Speculative Demand for Money:
Speculative Demand for Money: The speculative demand for money is the demand for money as an asset or as a store of value. Through it Keynes made (a part of) the demand for money a declining function of rate of interest. The speculative demand for money constitutes the main pillar of Keynes' revolution in monetary theory and Keynes' attack on classical QTM.
The speculative demand for money arises from the variability of interest rates in the market and uncertainty about them. For simplicity, Keynes assumed that all securities (bonds, debentures, shares etc.) to be of only one type, i.e. perpetual bonds. These perpetual bonds are the only non-money financial assets, which compete with money in the asset portfolio of the public. Money doesn't earn its holders any interest income but its capital value in terms of itself is fixed. Bonds on the other hand, yield interest income to their holders. But this income can be more than wiped out if bond prices fall in future.
Economic agents hold a part of their wealth in the form of financial assets. In the two assets model of money and bonds (perpetual), bond prices keep changing sometime with the change in the rate of interest. Therefore, they are subject to capital gains or losses. Thus, to be a bondholder the return from bond holding per unit period (say a year) per rupee is the rate of interest ± capital gains or loss per year. At the time of making decision about investment in bonds, the market rate of interest will be a given datum to an economic agent, but the future rate of interest gain or loss will have to be anticipated. Hence the element of speculation in the bond as well as the money market comes in.

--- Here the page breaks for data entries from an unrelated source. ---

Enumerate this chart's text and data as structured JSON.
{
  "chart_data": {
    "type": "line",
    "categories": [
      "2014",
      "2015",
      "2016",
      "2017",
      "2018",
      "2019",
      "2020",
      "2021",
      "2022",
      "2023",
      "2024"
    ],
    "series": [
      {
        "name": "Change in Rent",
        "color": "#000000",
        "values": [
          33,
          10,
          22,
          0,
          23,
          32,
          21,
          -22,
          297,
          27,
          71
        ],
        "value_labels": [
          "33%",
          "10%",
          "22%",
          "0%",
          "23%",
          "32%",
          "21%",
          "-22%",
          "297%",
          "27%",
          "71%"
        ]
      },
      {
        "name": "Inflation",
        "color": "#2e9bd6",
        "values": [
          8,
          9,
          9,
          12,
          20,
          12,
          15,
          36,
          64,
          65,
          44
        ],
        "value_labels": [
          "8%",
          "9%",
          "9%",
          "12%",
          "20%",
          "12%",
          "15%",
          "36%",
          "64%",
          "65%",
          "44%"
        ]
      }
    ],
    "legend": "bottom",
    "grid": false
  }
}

In Keynes' theory, an economic agent holds either money or bonds but not both at any given rate of interest. The speculators are of two types - bulls and bears. Bulls are those who expect the bond prices to rise in future. Bears expect these prices to fall. Bulls are assumed to invest all their idle cash into bonds. Bears instead will move out of bonds into cash if their expected capital losses on bonds exceed interest income from bond holding. Thereby they minimise the losses. Thus, the speculative demand for money arises only from bears. These bears accumulate their cash balances to move into bonds when bond prices will rise in future. Thus, at a very low price of bonds, all may be bulls (which mean that 'r' will be quite high). At this point (r*), the speculative demand for money will be equal to zero. But at a lower rate of interest (r1 ) (higher bond prices) some bull will become bears and a positive speculative demand for money will emerge (M1). At a still lower rate of interest (r2 ) (still higher bond prices) more bulls will become bears and there will be even higher speculative demand for money (M2 ). This is how Keynes' derives his famous downward sloping aggregate speculative demand for money schedule with respect to rate of interest, as shown in figure. In the extreme, the interest rate could fall so low that no one expects it to fall further. In this case, the demand for the Msp becomes infinitely elastic. A good example of this phenomenon has been the Japanese economy since the mid nineties where the interest rate has been close to zero.